Of course, it’s not just illness that keeps kids out. Some parents will take a child out for a shoe sale, an impromptu vacation or because Aunt Birdie is visiting from Tutwiler. Again, in my day (when the polar ice caps were beginning to melt) being at school on a school day was as certain as the dog saving his most ferocious fit of barking for the mailman.

There were no inducements to be at school, either. No candy at the end of the week for showing up every day. No exemption from tests, no “movie day” as a reward (although it would have been a film strip day). Just the trophies for the Sit, the Chung, the Wong and the Koh kids at year’s end.
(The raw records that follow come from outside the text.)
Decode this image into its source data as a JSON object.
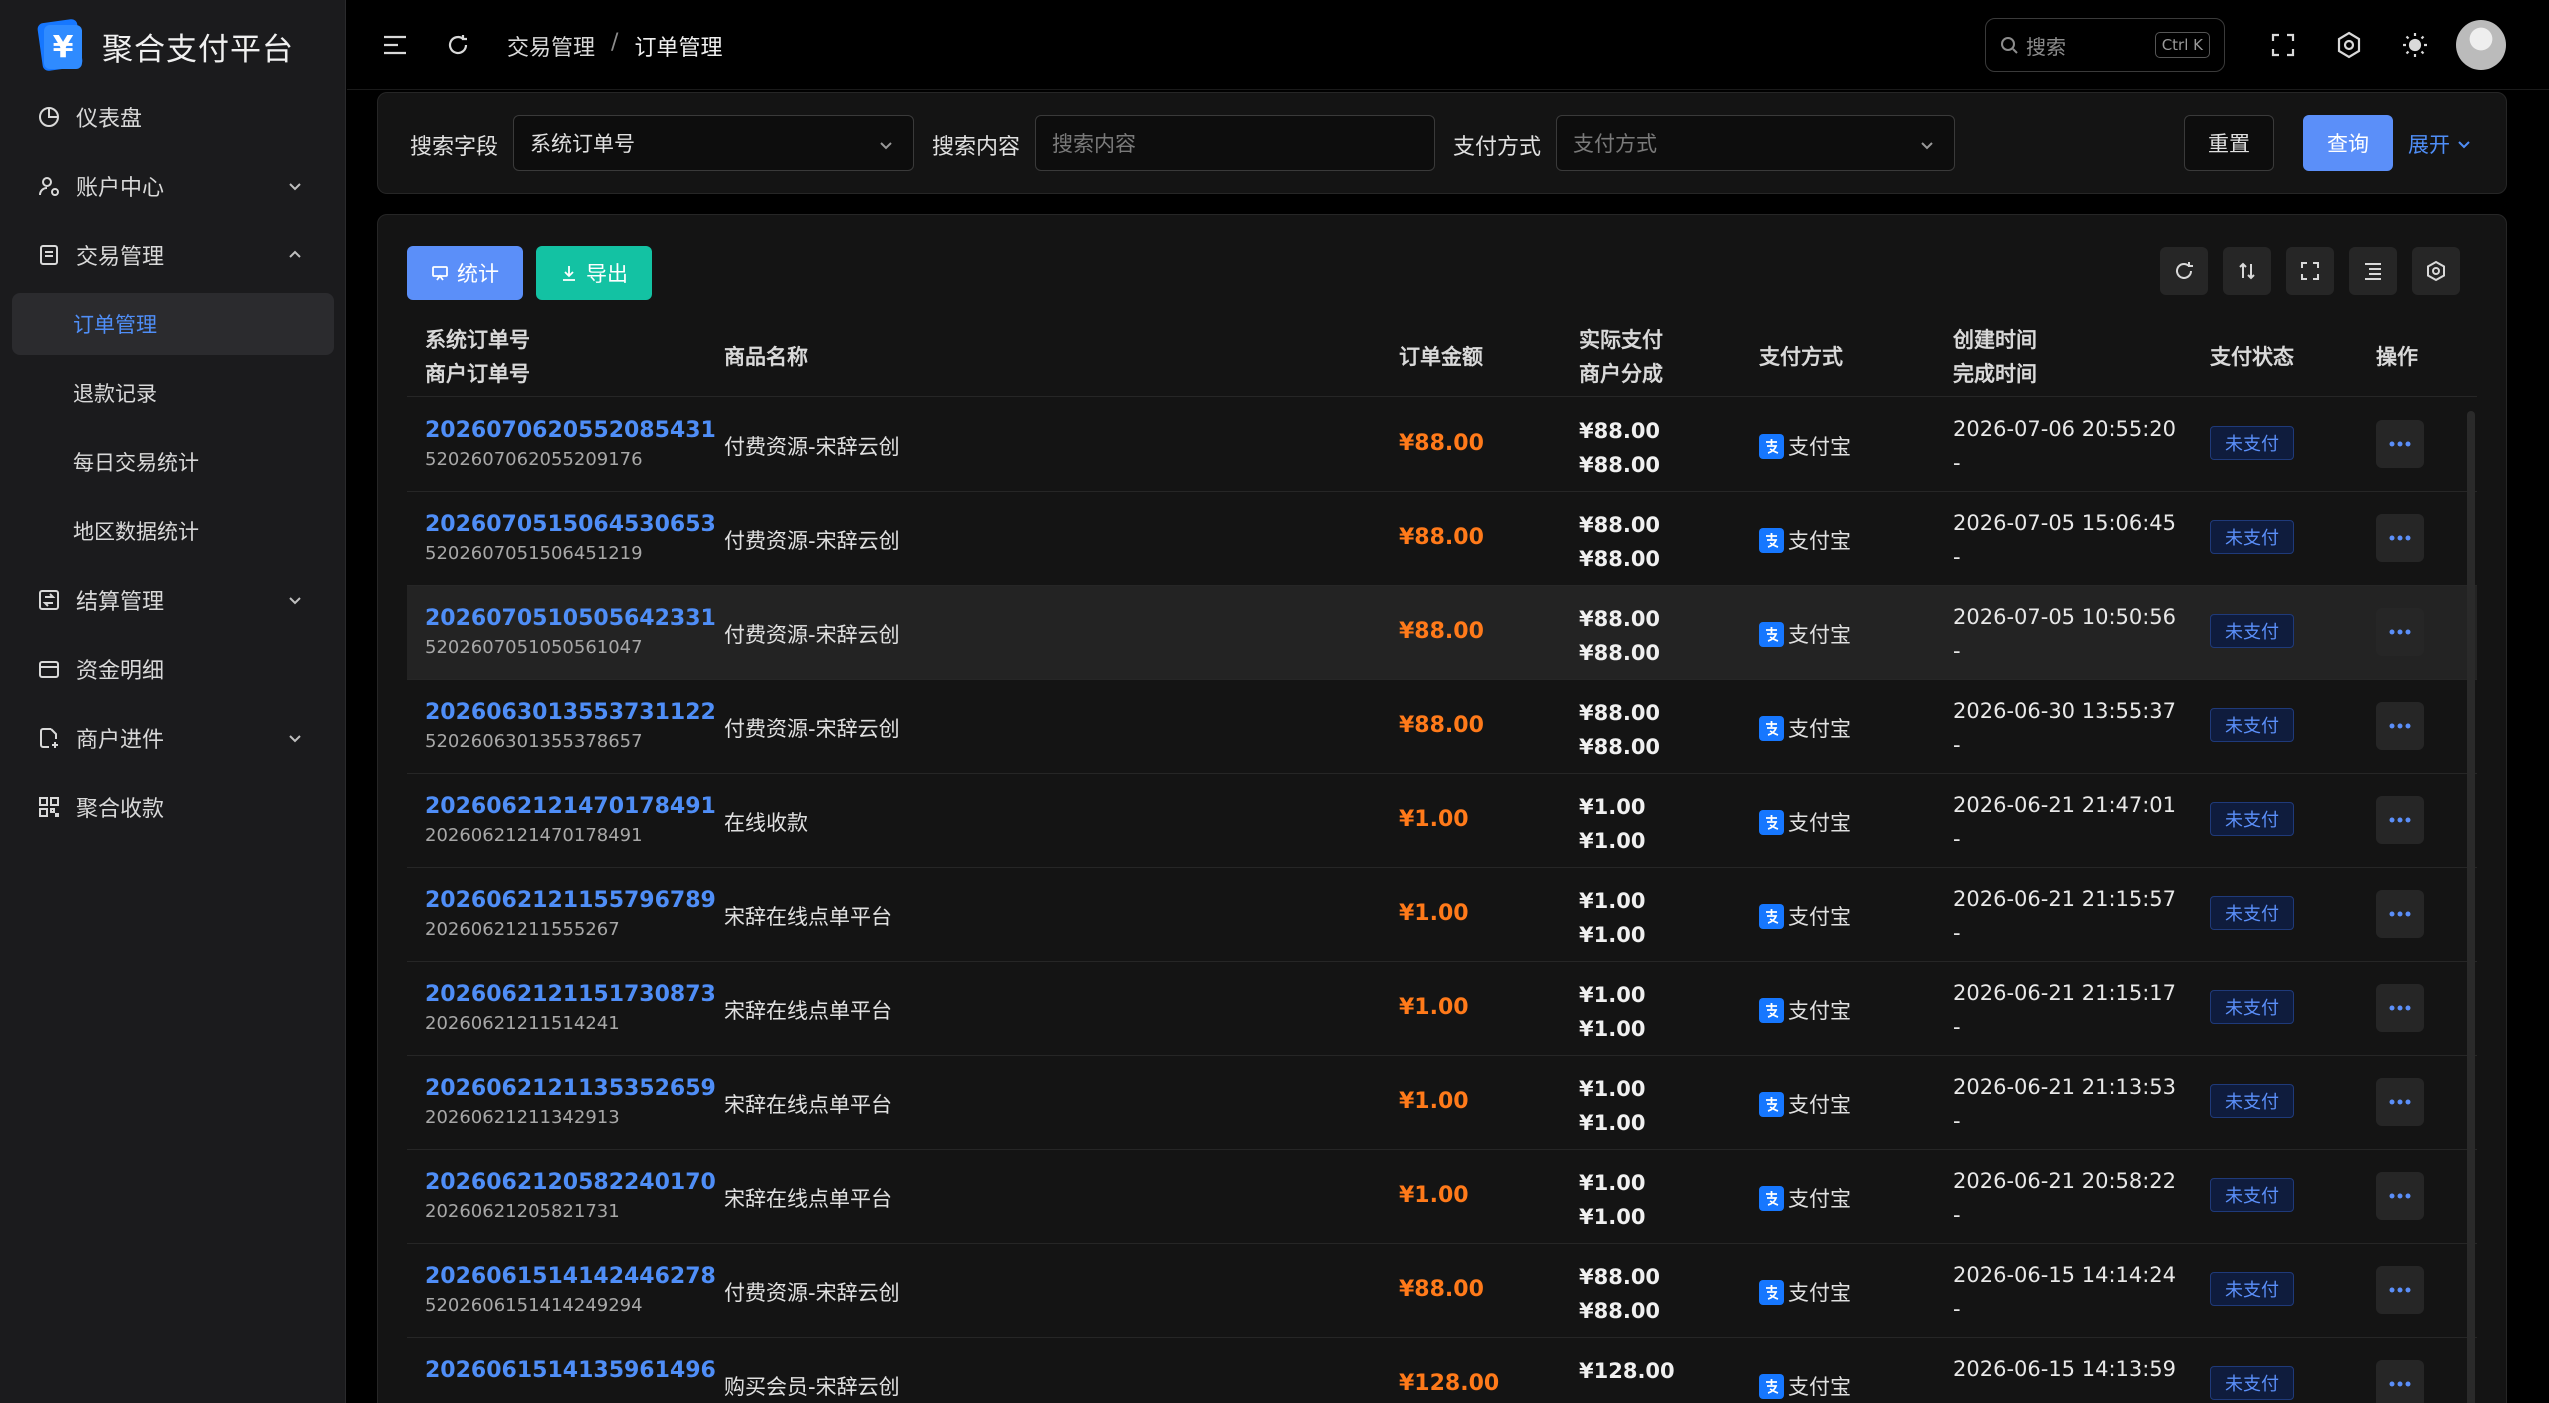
{
  "app": {
    "title": "聚合支付平台",
    "logo_glyph": "¥"
  },
  "sidebar": {
    "items": [
      {
        "label": "仪表盘",
        "icon": "dashboard-icon"
      },
      {
        "label": "账户中心",
        "icon": "user-settings-icon",
        "has_children": true
      },
      {
        "label": "交易管理",
        "icon": "transaction-icon",
        "has_children": true,
        "expanded": true
      },
      {
        "label": "订单管理",
        "sub": true,
        "active": true
      },
      {
        "label": "退款记录",
        "sub": true
      },
      {
        "label": "每日交易统计",
        "sub": true
      },
      {
        "label": "地区数据统计",
        "sub": true
      },
      {
        "label": "结算管理",
        "icon": "settlement-icon",
        "has_children": true
      },
      {
        "label": "资金明细",
        "icon": "wallet-icon"
      },
      {
        "label": "商户进件",
        "icon": "merchant-apply-icon",
        "has_children": true
      },
      {
        "label": "聚合收款",
        "icon": "qrcode-icon"
      }
    ]
  },
  "header": {
    "breadcrumb": [
      "交易管理",
      "订单管理"
    ],
    "search_placeholder": "搜索",
    "search_shortcut": "Ctrl K"
  },
  "filter": {
    "field_label": "搜索字段",
    "field_value": "系统订单号",
    "content_label": "搜索内容",
    "content_placeholder": "搜索内容",
    "paymethod_label": "支付方式",
    "paymethod_placeholder": "支付方式",
    "reset_label": "重置",
    "query_label": "查询",
    "expand_label": "展开"
  },
  "toolbar": {
    "stat_label": "统计",
    "export_label": "导出"
  },
  "table": {
    "headers": {
      "order_no": "系统订单号",
      "merchant_no": "商户订单号",
      "goods": "商品名称",
      "amount": "订单金额",
      "paid": "实际支付",
      "share": "商户分成",
      "pay_method": "支付方式",
      "created": "创建时间",
      "finished": "完成时间",
      "status": "支付状态",
      "ops": "操作"
    },
    "rows": [
      {
        "order_no": "2026070620552085431",
        "merchant_no": "5202607062055209176",
        "goods": "付费资源-宋辞云创",
        "amount": "¥88.00",
        "paid": "¥88.00",
        "share": "¥88.00",
        "pay_method": "支付宝",
        "created": "2026-07-06 20:55:20",
        "finished": "-",
        "status": "未支付"
      },
      {
        "order_no": "2026070515064530653",
        "merchant_no": "5202607051506451219",
        "goods": "付费资源-宋辞云创",
        "amount": "¥88.00",
        "paid": "¥88.00",
        "share": "¥88.00",
        "pay_method": "支付宝",
        "created": "2026-07-05 15:06:45",
        "finished": "-",
        "status": "未支付"
      },
      {
        "order_no": "2026070510505642331",
        "merchant_no": "5202607051050561047",
        "goods": "付费资源-宋辞云创",
        "amount": "¥88.00",
        "paid": "¥88.00",
        "share": "¥88.00",
        "pay_method": "支付宝",
        "created": "2026-07-05 10:50:56",
        "finished": "-",
        "status": "未支付",
        "highlight": true
      },
      {
        "order_no": "2026063013553731122",
        "merchant_no": "5202606301355378657",
        "goods": "付费资源-宋辞云创",
        "amount": "¥88.00",
        "paid": "¥88.00",
        "share": "¥88.00",
        "pay_method": "支付宝",
        "created": "2026-06-30 13:55:37",
        "finished": "-",
        "status": "未支付"
      },
      {
        "order_no": "2026062121470178491",
        "merchant_no": "2026062121470178491",
        "goods": "在线收款",
        "amount": "¥1.00",
        "paid": "¥1.00",
        "share": "¥1.00",
        "pay_method": "支付宝",
        "created": "2026-06-21 21:47:01",
        "finished": "-",
        "status": "未支付"
      },
      {
        "order_no": "2026062121155796789",
        "merchant_no": "20260621211555267",
        "goods": "宋辞在线点单平台",
        "amount": "¥1.00",
        "paid": "¥1.00",
        "share": "¥1.00",
        "pay_method": "支付宝",
        "created": "2026-06-21 21:15:57",
        "finished": "-",
        "status": "未支付"
      },
      {
        "order_no": "2026062121151730873",
        "merchant_no": "20260621211514241",
        "goods": "宋辞在线点单平台",
        "amount": "¥1.00",
        "paid": "¥1.00",
        "share": "¥1.00",
        "pay_method": "支付宝",
        "created": "2026-06-21 21:15:17",
        "finished": "-",
        "status": "未支付"
      },
      {
        "order_no": "2026062121135352659",
        "merchant_no": "20260621211342913",
        "goods": "宋辞在线点单平台",
        "amount": "¥1.00",
        "paid": "¥1.00",
        "share": "¥1.00",
        "pay_method": "支付宝",
        "created": "2026-06-21 21:13:53",
        "finished": "-",
        "status": "未支付"
      },
      {
        "order_no": "2026062120582240170",
        "merchant_no": "20260621205821731",
        "goods": "宋辞在线点单平台",
        "amount": "¥1.00",
        "paid": "¥1.00",
        "share": "¥1.00",
        "pay_method": "支付宝",
        "created": "2026-06-21 20:58:22",
        "finished": "-",
        "status": "未支付"
      },
      {
        "order_no": "2026061514142446278",
        "merchant_no": "5202606151414249294",
        "goods": "付费资源-宋辞云创",
        "amount": "¥88.00",
        "paid": "¥88.00",
        "share": "¥88.00",
        "pay_method": "支付宝",
        "created": "2026-06-15 14:14:24",
        "finished": "-",
        "status": "未支付"
      },
      {
        "order_no": "2026061514135961496",
        "merchant_no": "",
        "goods": "购买会员-宋辞云创",
        "amount": "¥128.00",
        "paid": "¥128.00",
        "share": "",
        "pay_method": "支付宝",
        "created": "2026-06-15 14:13:59",
        "finished": "",
        "status": "未支付"
      }
    ]
  },
  "colors": {
    "accent": "#5b8ff9",
    "link": "#4f8ef7",
    "amount": "#ff7a1a",
    "export": "#13c2a3",
    "alipay": "#1677ff"
  }
}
These days public schools here and elsewhere dangle treats of all kinds to encourage attendance. Of course, cynics will say that’s only because their state funding is based on average daily attendance and a mere 1 percent improvement in a year can yield $500,000 or so.

Poor schools. Everybody wants to fix them and there’s really nothing wrong at the core level. Teachers still do all they’ve ever done, but with a lot of extraneous frou-frou added to try to stifle criticism from onlookers and higher-ups.

Even this president is joining with others as the chorus of “change” rings across the land.

One day we’ll realize that it’s the so-called fundamentals that matter most. Parents who get their children to school because they set school and schoolwork as priorities in their children’s lives will see good results. Those who don’t, won’t. Other aspects may play a role, but the basics such as being there are, well, basic — and that will never change.